Merseyside Police has 'surplus officers', PCC candidate claims
Merseyside Police has "surplus" officers and should disband specialist drug and hate crime units, a Police and Crime Commissioner candidate has said.
A debate was held on BBC Radio Merseyside earlier between candidates for the new role.
English Democrat candidate Paul Rimmer said the force should not be "fighting political agendas" by setting up units for specific crimes.
Labour's Jane Kennedy said the force must engage with minority groups.
Mr Rimmer was arrested in May after protesting against Toxteth police station flying a pro-gay rights flag. The case was later dropped.
"I think certain groups have favouritism. That's why the gay flag was such a serious issue - it's a sectarian approach which divides society.
"The chief constable has to respond to crime as it happens.
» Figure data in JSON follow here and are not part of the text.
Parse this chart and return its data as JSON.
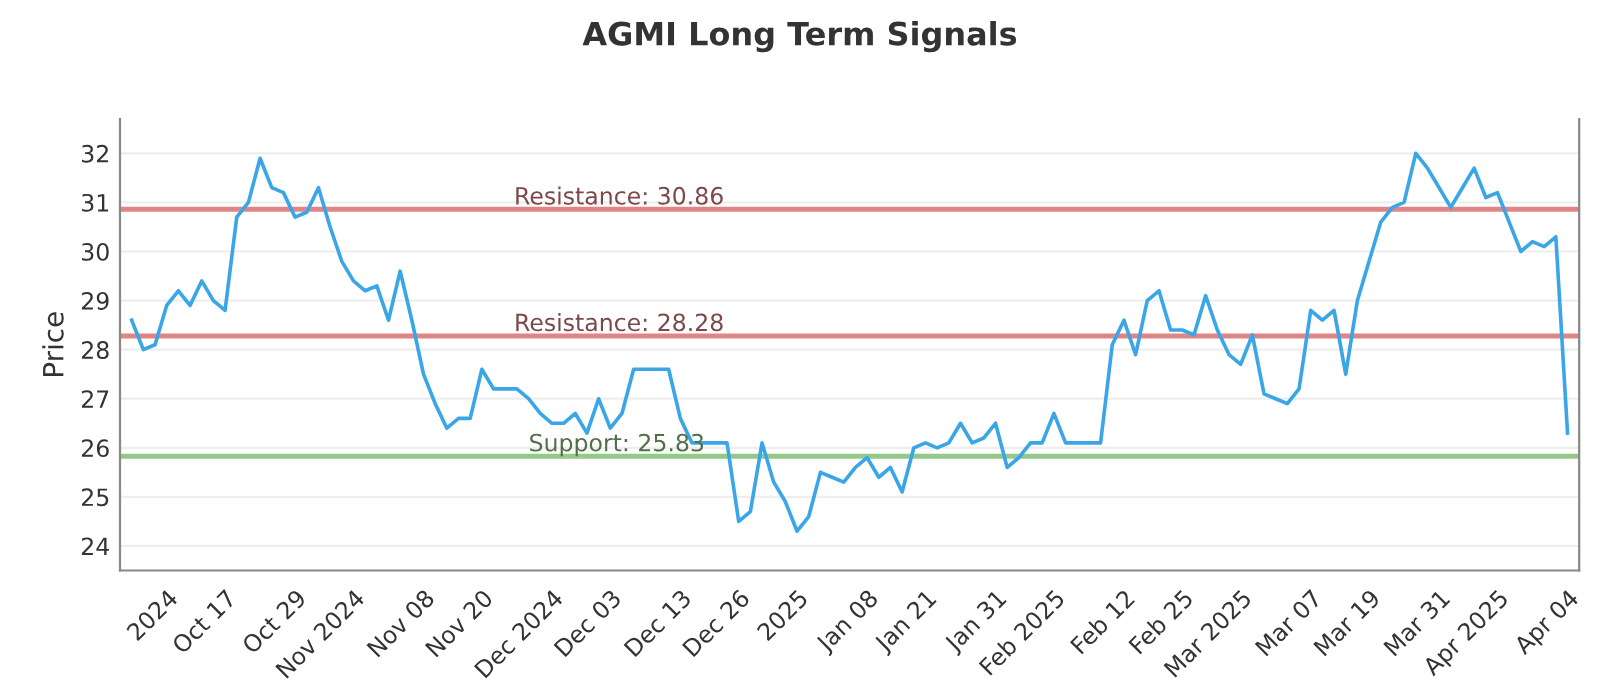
{
  "chart_data": {
    "type": "line",
    "title": "AGMI Long Term Signals",
    "ylabel": "Price",
    "categories": [
      null,
      null,
      null,
      "2024",
      null,
      null,
      null,
      null,
      "Oct 17",
      null,
      null,
      null,
      null,
      null,
      "Oct 29",
      null,
      null,
      null,
      null,
      "Nov 2024",
      null,
      null,
      null,
      null,
      null,
      "Nov 08",
      null,
      null,
      null,
      null,
      "Nov 20",
      null,
      null,
      null,
      null,
      null,
      "Dec 2024",
      null,
      null,
      null,
      null,
      "Dec 03",
      null,
      null,
      null,
      null,
      null,
      "Dec 13",
      null,
      null,
      null,
      null,
      "Dec 26",
      null,
      null,
      null,
      null,
      "2025",
      null,
      null,
      null,
      null,
      null,
      "Jan 08",
      null,
      null,
      null,
      null,
      "Jan 21",
      null,
      null,
      null,
      null,
      null,
      "Jan 31",
      null,
      null,
      null,
      null,
      "Feb 2025",
      null,
      null,
      null,
      null,
      null,
      "Feb 12",
      null,
      null,
      null,
      null,
      "Feb 25",
      null,
      null,
      null,
      null,
      "Mar 2025",
      null,
      null,
      null,
      null,
      null,
      "Mar 07",
      null,
      null,
      null,
      null,
      "Mar 19",
      null,
      null,
      null,
      null,
      null,
      "Mar 31",
      null,
      null,
      null,
      null,
      "Apr 2025",
      null,
      null,
      null,
      null,
      null,
      "Apr 04"
    ],
    "series": [
      {
        "color": "#3aa6e8",
        "values": [
          28.6,
          28.0,
          28.1,
          28.9,
          29.2,
          28.9,
          29.4,
          29.0,
          28.8,
          30.7,
          31.0,
          31.9,
          31.3,
          31.2,
          30.7,
          30.8,
          31.3,
          30.5,
          29.8,
          29.4,
          29.2,
          29.3,
          28.6,
          29.6,
          28.6,
          27.5,
          26.9,
          26.4,
          26.6,
          26.6,
          27.6,
          27.2,
          27.2,
          27.2,
          27.0,
          26.7,
          26.5,
          26.5,
          26.7,
          26.3,
          27.0,
          26.4,
          26.7,
          27.6,
          27.6,
          27.6,
          27.6,
          26.6,
          26.1,
          26.1,
          26.1,
          26.1,
          24.5,
          24.7,
          26.1,
          25.3,
          24.9,
          24.3,
          24.6,
          25.5,
          25.4,
          25.3,
          25.6,
          25.8,
          25.4,
          25.6,
          25.1,
          26.0,
          26.1,
          26.0,
          26.1,
          26.5,
          26.1,
          26.2,
          26.5,
          25.6,
          25.8,
          26.1,
          26.1,
          26.7,
          26.1,
          26.1,
          26.1,
          26.1,
          28.1,
          28.6,
          27.9,
          29.0,
          29.2,
          28.4,
          28.4,
          28.3,
          29.1,
          28.4,
          27.9,
          27.7,
          28.3,
          27.1,
          27.0,
          26.9,
          27.2,
          28.8,
          28.6,
          28.8,
          27.5,
          29.0,
          29.8,
          30.6,
          30.9,
          31.0,
          32.0,
          31.7,
          31.3,
          30.9,
          31.3,
          31.7,
          31.1,
          31.2,
          30.6,
          30.0,
          30.2,
          30.1,
          30.3,
          26.3
        ]
      }
    ],
    "ylim": [
      23.5,
      32.7
    ],
    "yticks": [
      24,
      25,
      26,
      27,
      28,
      29,
      30,
      31,
      32
    ],
    "grid": "y",
    "line_style": "solid",
    "marker": "none",
    "ref_lines": [
      {
        "axis": "y",
        "value": 30.86,
        "label": "Resistance: 30.86",
        "color": "#e08585"
      },
      {
        "axis": "y",
        "value": 28.28,
        "label": "Resistance: 28.28",
        "color": "#e08585"
      },
      {
        "axis": "y",
        "value": 25.83,
        "label": "Support: 25.83",
        "color": "#95c98a"
      }
    ]
  }
}
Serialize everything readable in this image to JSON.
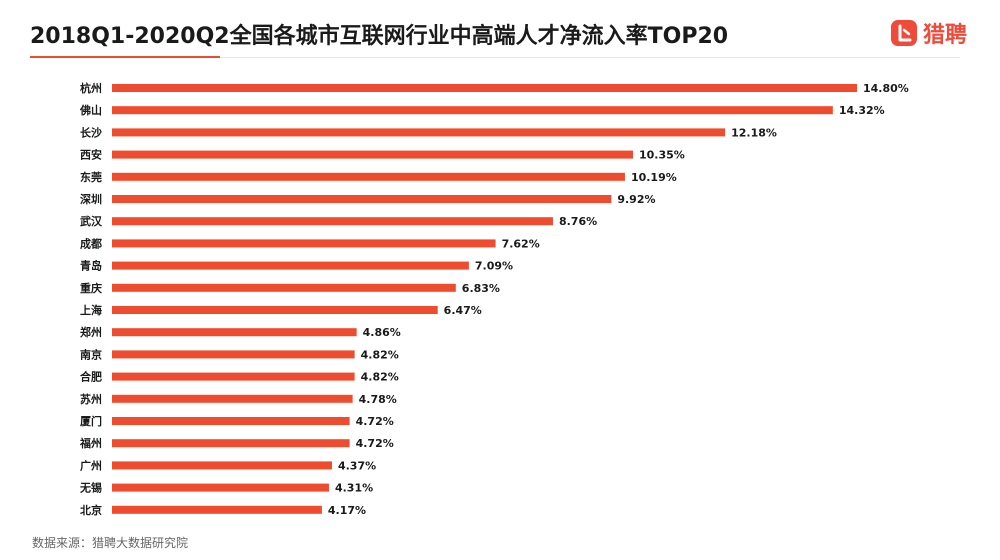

We can't put resources aside for specific units.
"People want more bobbies on the beat, they don't want any political correctness in the police."
He added: "There are surplus officers on Merseyside - the force has cut 600 officers in the last three years and crime continues to fall."
Labour's Jane Kennedy argued police must make the effort to engage with groups who may "feel they can't approach the police" on issues like racial abuse, and put resources into making officers visible on the streets.
She said: "Many people have said to me how they value seeing more police officers on the beat, but that has to be balanced with tackling serious and organised crime, tackling gun and violent gang crime and working in co-operation with other forces.
"If I listen to the communities in Norris Green, Kirby or Bootle who are suffering gun and gang violence day by day, that violence is largely connected with organised criminal networks."
The force was tasked by the government with making savings of £61.5m over the next four years.
Hilary Jones, of the UK Independence Party, said extra savings could be made by getting more officers out from behind desks, adding: "Every police officer should spend two days a month out on the streets, not deskbound.
"Some have nice little desk jobs and are not out doing any of the work."
Independent Kiron Reid said police stations, some of which have closed to the public to make efficiency savings, should be made accessible again.
'Police have retreated'
He explained: "I was in Tranmere on Sunday night - there was a police station there with big signs saying you can't talk to the police there you have to go to Birkenhead.
"This was an operational police station with lights on and a van outside with signs up saying: 'Don't come and talk to us'.
"The police have retreated from the public and we should reverse that."
Liberal Democrat Paula Keaveney and Conservative Geoffrey Gubb agreed that the idea of police stations being the only place where people can find officers could be outdated.
Ms Keaveney said: "There are some police stations where it's good to keep the counter open because of their location, but there are others where I would rather the police had say a two-hour regular slot in the Co-op than sat in a building that nobody came to."
Mr Gubb added: "If the police station was positioned there back in the 1930s is it still needed where it is? Perhaps we need to look at where the community is more likely to access the police."